Второй раз мы встретились здесь, на Земле два с половиной года назад. Была какая-то конференция по каким-то проблемам, кажется, дальней космической связи. Я там оказался потому что меня заинтересовала именно связь. Вася не даст соврать, хорошая связь – основа любой нелегальной работы. Мне она была нужна не для того, чтобы связываться с кем попало, а для того, чтобы понять, какими возможностями обладает кто попало, и нет ли тут чего-то принципиально нового. Новое было. Не знаю, это только гипотеза или уже теория, но в одном из докладов утверждалось, что, в принципе, информацию можно передавать со скоростью большей скорости света, а вот материальные объекты и энергию – ни в коем случае! Какие-то квантовые дела. Запомнился только "коллапс волновой функции" – красивый термин. И еще какое-то "смешанное состояние фотонов"… Я слонялся везде, и случайно забрел на семинар по проблемам современной космологии. А там сидел Асеев, и внимательно слушал. Я тоже посидел и послушал. Бог мой, что они плели! И квантовые тебе флуктуации, и "пена вселенных", какие-то "шесть свернутых измерений пространства Колаби-Яу"… Асеев меня заметил, сделал ручкой, и пальцем так показал, мол, сейчас закончится, и мы, мол, куда-нибудь закатимся к мулаткам. Я остался и еще два часа делал вид, что тоже не дурак и кое-что понимаю. В конце даже похлопал какому-то гению, когда он заявил, что нашей вселенной рано или поздно придет конец, ибо она вывернется наизнанку.
– А что, у нашей вселенной есть изнанка? – удивился Вася.
– Как сказал мудрый Топорищев, у всякой медали есть своя оборотная сторона, но не ко всякой стороне прилагается медаль, – изрек Сомов, косясь на него.
Вася повертел глазами, соображая, ничего, видимо не сообразил, и только пожал плечами.
– К мулаткам мы не поехали, а вышли на берег океана и там, среди пенных валов протрепались весь вечер. Начали-то мы за здравие, но постепенно вернулись все к тем же баранам. Я предложил разговор начистоту. Он согласился. Я забросил несколько булыжников в волны. Он, в свою очередь, оставил свой след на песке, и с интересом наблюдал, как тот исчезает под воздействием все тех же волн. Согласитесь, человек, наблюдающий процесс такого рода – личность неординарная. Я спросил, как идут дела. Он ответил, что идут туговато, но зато именно туда, куда нужно. И, наконец, я осведомился, как скоро человечеству предстоит выбрать направление, о котором мы когда-то говорили?

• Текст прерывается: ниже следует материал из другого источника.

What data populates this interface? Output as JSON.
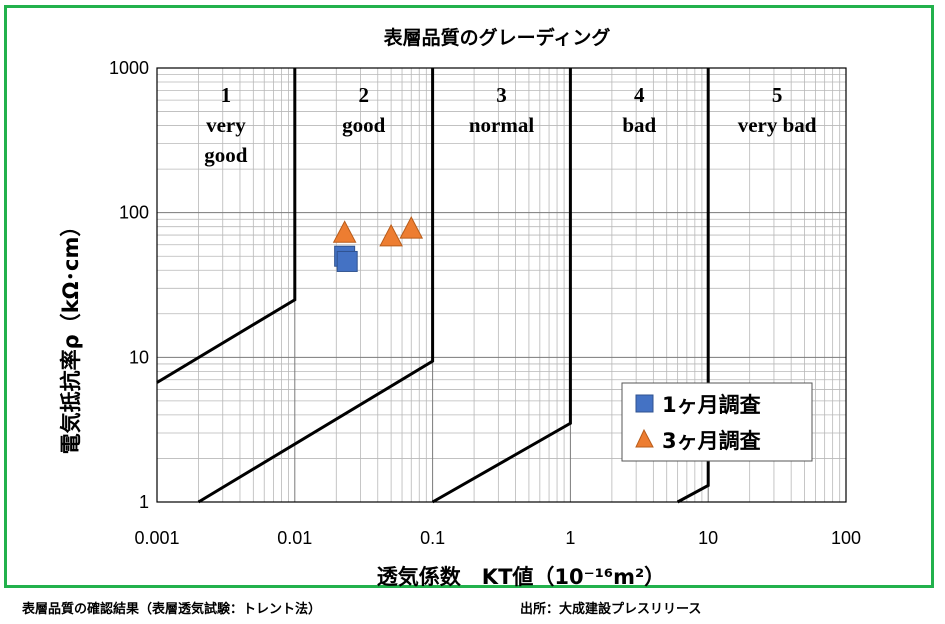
{
  "caption_left": "表層品質の確認結果（表層透気試験：トレント法）",
  "caption_right": "出所：大成建設プレスリリース",
  "colors": {
    "frame": "#22b14c",
    "series_1_fill": "#4472c4",
    "series_2_fill": "#ed7d31"
  },
  "chart_data": {
    "type": "scatter",
    "title": "表層品質のグレーディング",
    "xlabel": "透気係数　KT値（10⁻¹⁶m²）",
    "ylabel": "電気抵抗率ρ（kΩ･cm）",
    "x_scale": "log",
    "y_scale": "log",
    "xlim": [
      0.001,
      100
    ],
    "ylim": [
      1,
      1000
    ],
    "x_ticks": [
      "0.001",
      "0.01",
      "0.1",
      "1",
      "10",
      "100"
    ],
    "y_ticks": [
      "1",
      "10",
      "100",
      "1000"
    ],
    "grid": true,
    "legend_position": "lower-right",
    "grade_zones": [
      {
        "number": "1",
        "label_lines": [
          "very",
          "good"
        ]
      },
      {
        "number": "2",
        "label_lines": [
          "good"
        ]
      },
      {
        "number": "3",
        "label_lines": [
          "normal"
        ]
      },
      {
        "number": "4",
        "label_lines": [
          "bad"
        ]
      },
      {
        "number": "5",
        "label_lines": [
          "very bad"
        ]
      }
    ],
    "boundaries": [
      {
        "points": [
          [
            0.001,
            6.7
          ],
          [
            0.01,
            25
          ],
          [
            0.01,
            1000
          ]
        ]
      },
      {
        "points": [
          [
            0.002,
            1
          ],
          [
            0.1,
            9.4
          ],
          [
            0.1,
            1000
          ]
        ]
      },
      {
        "points": [
          [
            0.1,
            1
          ],
          [
            1,
            3.5
          ],
          [
            1,
            1000
          ]
        ]
      },
      {
        "points": [
          [
            6,
            1
          ],
          [
            10,
            1.3
          ],
          [
            10,
            1000
          ]
        ]
      }
    ],
    "series": [
      {
        "name": "1ヶ月調査",
        "marker": "square",
        "color": "#4472c4",
        "points": [
          [
            0.023,
            50
          ],
          [
            0.024,
            46
          ]
        ]
      },
      {
        "name": "3ヶ月調査",
        "marker": "triangle",
        "color": "#ed7d31",
        "points": [
          [
            0.023,
            72
          ],
          [
            0.05,
            68
          ],
          [
            0.07,
            77
          ]
        ]
      }
    ]
  }
}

Он оставил еще один след на песке и сказал:
"Владимир Корнеевич, мы ведь договорились говорить начистоту, не так ли? Но мы не договаривались говорить начистоту обо всем. Вас интересует, на какой стадии проект. Я вам отвечаю: он на вполне определенной стадии. Стадия эта была мною определена ранее, и теперь она наступила. Не сказать, что дела идут блестяще, но никаких неожиданностей не произошло, и это, на мой взгляд, хорошо. Я не люблю неожиданностей. Когда они наступают, всё куда-то расползается, и надо почти с нуля опять что-то планировать. А планировать я не люблю – я люблю работать. Поэтому и стараюсь планировать один раз, но зато уж наверняка. Получается не всегда, но я стараюсь…".
"Послушай, Артур, ведь во всем этом есть какой-то элемент абсурда. Неужели так необходим покров тайны? И неужели ты думаешь, что овладев ею, я немедленно отправлюсь в народ с целью обнародования. Ведь сейчас вся ваша деятельность представляется мне чистым и неприкрытым блефом, прикрывающим нечто иное, причем, что именно, я тоже не понимаю".